L'Hô pital's Rule can be strengthened to include the case when $g^{\prime}(a)=0$ and the indeterminate form " $\infty/\infty$ ", the case when both $\mathrm{f}$ and $\mathrm{g}$ increase without any bound.

Example 2: Evaluate $\lim \limits_{x \rightarrow \infty} \frac{e^{7 x}}{5 x}$.

Solution: As " $x \rightarrow \infty$ ", both $f(x)=e^{7 x}$ and $g(x)=5 x$ increase without bound so we have an " $\infty / \infty$ " indeterminate form and can use the Strong Version l'Hô pital's Rule:

$\lim \limits_{x \rightarrow \infty} \frac{e^{7 x}}{5 x}=\lim \limits_{x \rightarrow \infty} \frac{7 e^{7 x}}{5}=\infty$

The limit of $f '/g '$ may also be an indeterminate form, and then we can apply l'Hô pital's Rule to the ratio $f ' / \mathrm{g} '$. We can continue using l'Hô pital's Rule at each stage as long as we have an indeterminate quotient.

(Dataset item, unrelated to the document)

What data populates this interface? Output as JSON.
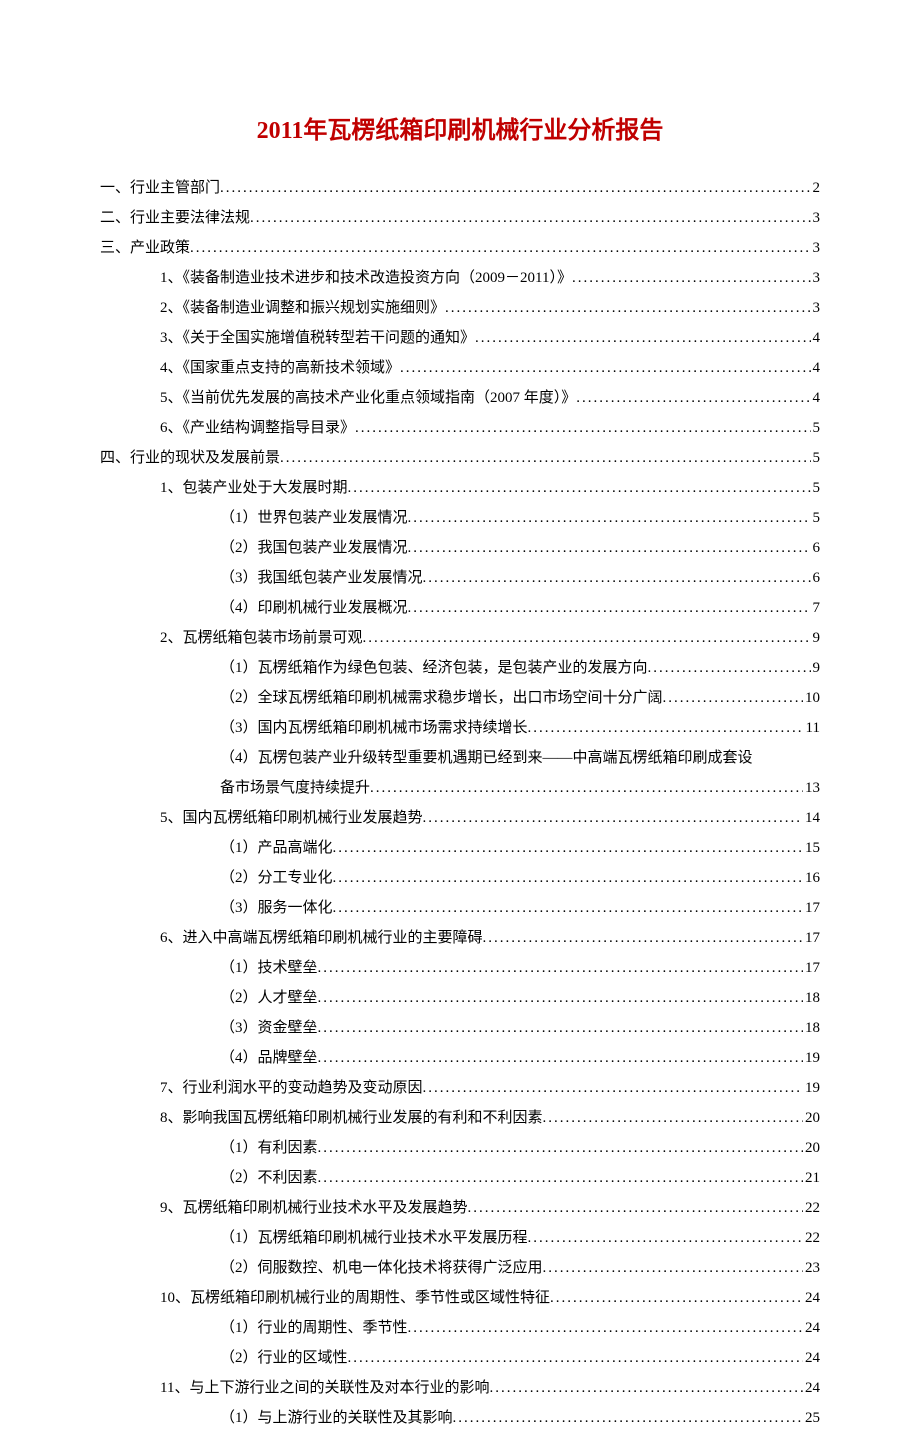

Example 3: $\lim \limits_{x \rightarrow 0} \frac{x^{3}}{x-\sin (x)}$

Solution: As $x \rightarrow 0, f(x)=x^{3} \rightarrow 0$ and $g(x)=x-\sin (x) \rightarrow 0$ so

$\lim \limits_{x \rightarrow 0} \frac{x^{3}}{x-\sin (x)}=\lim \limits_{x \rightarrow 0} \frac{3 x^{2}}{1-\cos (x)} \rightarrow$ " $\frac{0}{0}$ " so we can use l'Hô pital's Rule again

=$\lim \limits_{x \rightarrow 0} \frac{6 x}{\sin (x)} \rightarrow$ " $\frac{0}{0}$ " and again

=$\lim \limits_{x \rightarrow 0} \frac{6}{\cos (x)}=\frac{6}{1}=6$.

Practice 2: Use l'Hô pital's Rule to find $\lim \limits_{x \rightarrow \infty} \frac{x^{2}+e^{x}}{x^{3}+8 x}$.